Vencedores argentinos y
orientales en Arroyo grande, en 1842, pasaron al Uruguay, contra la voluntad
europea; y desde entonces Oribe se reinstaló en su presidencia legal, al frente
del ejército oriental, auxiliado por 10 mil soldados argentinos. Imposible
seguir en poco espacio las negociaciones de los Estados rioplatenses con los
poderes europeos, con el afán de éstos porque dichos auxiliares argentinos se
retirasen de la Banda Oriental. Nada lograron, hasta el pronunciamiento de
Urquiza. Y el hecho singular que caracteriza el gobierno de Rosas, es que
durante diez años el caudillo mantuvo 10 mil hombres armados en la Banda
Oriental para amparar los intereses argentinos y uruguayos, contra las
pretensiones brasileñas o europeas, o contra ambas combinadas. Ningún otro
gobernante argentino hizo semejante demostración de fuerza, para negociar al
mejor estilo diplomático, en la medida de las armas que se dispone. Si a ello
se agrega que la ayuda se prestó con una generosidad incomparable, sin
compensación alguna, sin el menor compromiso de reciprocidad para el que la
recibía, el cuadro quedará completo.
Algunos de sus detractores
suponen que debió vivir sus últimos años atormentado por los remordimientos que
debieron causarle las tremendas responsabilidades que asumió. Pero es porque
olvidan que ellas le fueron impuestas, y no buscadas por él.
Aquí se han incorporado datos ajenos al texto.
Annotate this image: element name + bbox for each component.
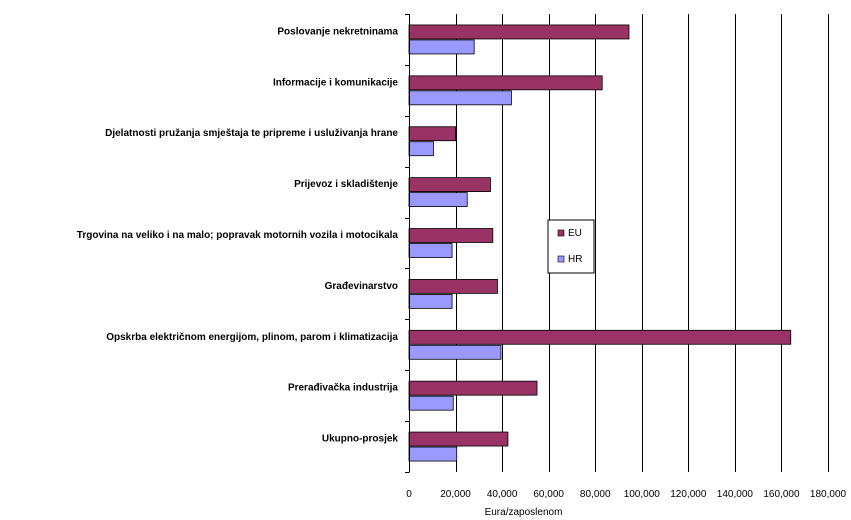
category-label: Trgovina na veliko i na malo; popravak m… xyxy=(77,230,399,241)
category-label: Informacije i komunikacije xyxy=(273,77,398,88)
x-tick-label: 60,000 xyxy=(533,489,564,500)
bar-hr xyxy=(408,293,453,309)
bar-eu xyxy=(408,278,498,294)
x-tick-label: 120,000 xyxy=(670,489,707,500)
bar-hr xyxy=(408,344,502,360)
bar-eu xyxy=(408,431,509,447)
bars xyxy=(408,24,792,462)
x-tick-label: 80,000 xyxy=(580,489,611,500)
x-tick-label: 100,000 xyxy=(624,489,661,500)
bar-hr xyxy=(408,192,468,208)
bar-hr xyxy=(408,395,454,411)
x-tick-label: 180,000 xyxy=(810,489,847,500)
gridlines xyxy=(456,14,829,472)
bar-hr xyxy=(408,141,434,157)
bar-hr xyxy=(408,446,458,462)
bar-eu xyxy=(408,126,456,142)
bar-eu xyxy=(408,75,603,91)
legend-swatch xyxy=(557,229,565,237)
legend-label: HR xyxy=(568,254,582,265)
legend-swatch xyxy=(557,255,565,263)
x-tick-label: 160,000 xyxy=(763,489,800,500)
category-label: Ukupno-prosjek xyxy=(322,434,399,445)
category-labels: Poslovanje nekretninama Informacije i kom… xyxy=(77,26,399,444)
legend-label: EU xyxy=(568,228,582,239)
category-label: Opskrba električnom energijom, plinom, p… xyxy=(106,332,398,343)
category-label: Djelatnosti pružanja smještaja te pripre… xyxy=(105,128,398,139)
bar-eu xyxy=(408,380,538,396)
bar-eu xyxy=(408,329,792,345)
bar-eu xyxy=(408,228,494,243)
legend-box xyxy=(547,219,595,274)
category-label: Poslovanje nekretninama xyxy=(277,26,398,37)
bar-hr xyxy=(408,243,453,258)
bar-eu xyxy=(408,24,630,40)
x-tick-label: 140,000 xyxy=(717,489,754,500)
x-tick-label: 0 xyxy=(406,489,412,500)
bar-hr xyxy=(408,90,512,106)
x-tick-label: 20,000 xyxy=(440,489,471,500)
bar-eu xyxy=(408,177,491,193)
category-label: Prijevoz i skladištenje xyxy=(294,179,398,190)
x-tick-labels: 0 20,000 40,000 60,000 80,000 100,000 120,000 1… xyxy=(406,489,846,500)
category-label: Građevinarstvo xyxy=(325,281,398,292)
legend: EU HR xyxy=(547,219,595,274)
category-label: Prerađivačka industrija xyxy=(288,383,398,394)
x-tick-label: 40,000 xyxy=(487,489,518,500)
x-axis-title: Eura/zaposlenom xyxy=(485,507,563,518)
bar-hr xyxy=(408,39,475,55)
Otros de sus
contemporáneos, como Cavour o Bismark, se hallaron en casos peores: el primero
no tuvo tiempo de sufrir remordimientos, porque murió apenas logrado el éxito,
pero estuvo a punto de suicidarse, cuando no lograba que Austria le declarase
la guerra; el segundo, sí –según su propio testimonio–, pues perdía el sueño al
recordar que con sus procedimientos arteros había mandado centenares de miles
de jóvenes a la muerte.
Su tranquilidad de espíritu en
la vejez queda explicada en la entrevista con los Quesada, padre e hijo, en
1873. Esa visión de sí mismo como un condenado a galeras, que el anciano
Dictador les dio a los dos porteños adversarios suyos, será siempre aceptable
para todo investigador que haya compulsado en los repositorios documentales del
país la masa de papeles manuscritos que Rosas dejó en los archivos públicos,
como prueba de que ningún otro primer mandatario dedicó tanto de su tiempo como
él al examen de los asuntos que le tocó dirigir.
* En «De la epopeya emancipadora a la pequeña
Argentina». Buenos Aires, Dictio, 1979, pp.205-210.